In March 1973 Allende became the president who had obtained the greatest popular support in twenty years, after two and a half terms, and the 43.4% achieved by the Popular Unity prevented the opposition from removing him through constitutional channels, but also showed to the latter that their only recourse before the presidential elections of September 1976 was a coup d'état.

After the failed military uprising of June 29, a dramatic appeal by Cardinal Raúl Silva Henríquez paved the way for the last stage of negotiations between Salvador Allende and the Christian Democrats, but the leadership led by Patricio Aylwin, with the tutelage of former president Eduardo Frei, and fueled by CIA dollars, rejected the proposed agreement and opted instead to approve, on August 22, a declaration from the Chamber of Deputies that was nothing more than a knock on the door of the barracks.

The following day, after the irrevocable resignation of General Prats, Allende appointed as the new Commander-in-Chief of the Army the institution's number two, General Augusto Pinochet, who had impeccably fulfilled his constitutional duties as the main commander of the Santiago garrison. in 1971 and, later, as chief of the General Staff of the Army.

On September 9, hours after Allende explained his intention to call a plebiscite as a solution to the serious conflict that divided the country, Pinochet decided to join the conspiracy hatched by other senior officers from the three branches of the Armed Forces. Two days later, he led a coup that destroyed the most advanced democracy in Latin America, and became the head of a dictatorship that for seventeen years exhibited utter disregard for human dignity.

Allende, for his part, was loyal to the promise he made to his people on several occasions: he would not hand over the power he had democratically granted to any coup leader. Thus, he put an end to his life in the flames of a palace devastated by the bombardment of two war planes.

As President of the Republic, he addressed the most humble people on multiple occasions with deep respect and affection, and these feelings merged in his last words on September 11, 1973 from La Moneda Cercada: “Workers of my country: I want to thank you for your loyalty that they always had, the trust they placed in a man who was only the interpreter of great desires for justice, who pledged his word that he would respect the Constitution and the law and he did so.

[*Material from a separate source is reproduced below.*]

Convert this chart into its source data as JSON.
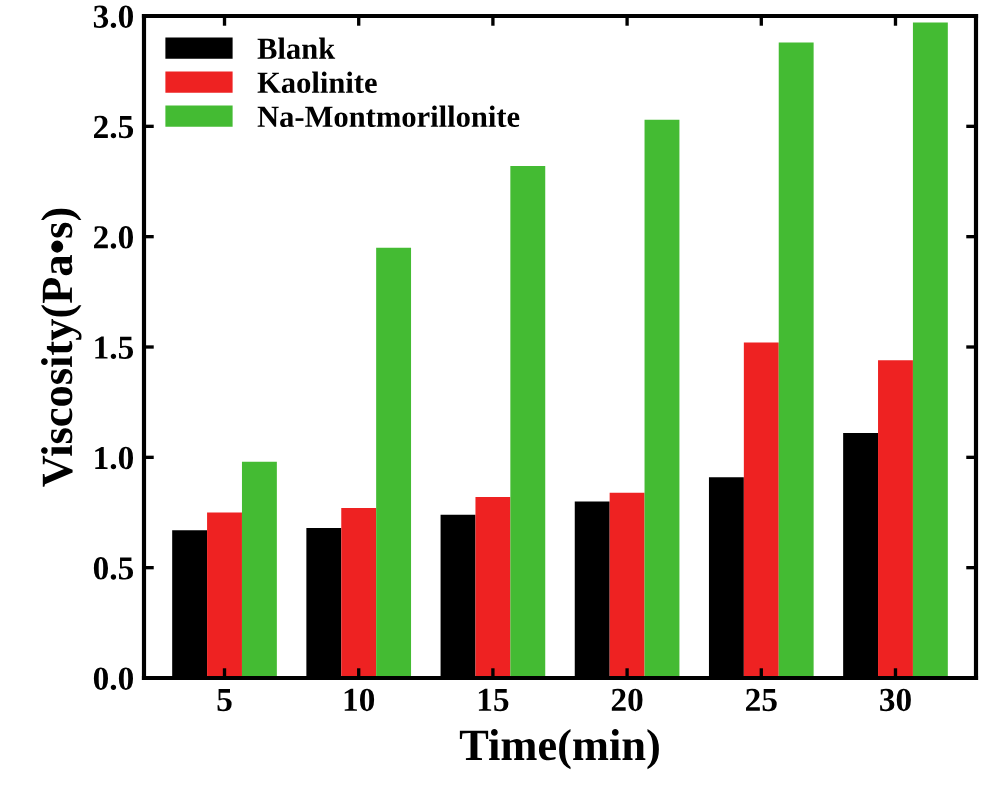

”Surely Radio Magallanes will be silenced and the quiet metal of my voice will not reach you. It doesn't matter, you will continue to hear it, I will always be with you. At least my memory will be that of a worthy man who was loyal to the loyalty of the workers. [...] I have faith in Chile and its destiny. Other men will overcome this gray and bitter moment where betrayal tries to prevail. Continue knowing that much sooner rather than later the great avenues will open again where the free man can pass to build a better society.”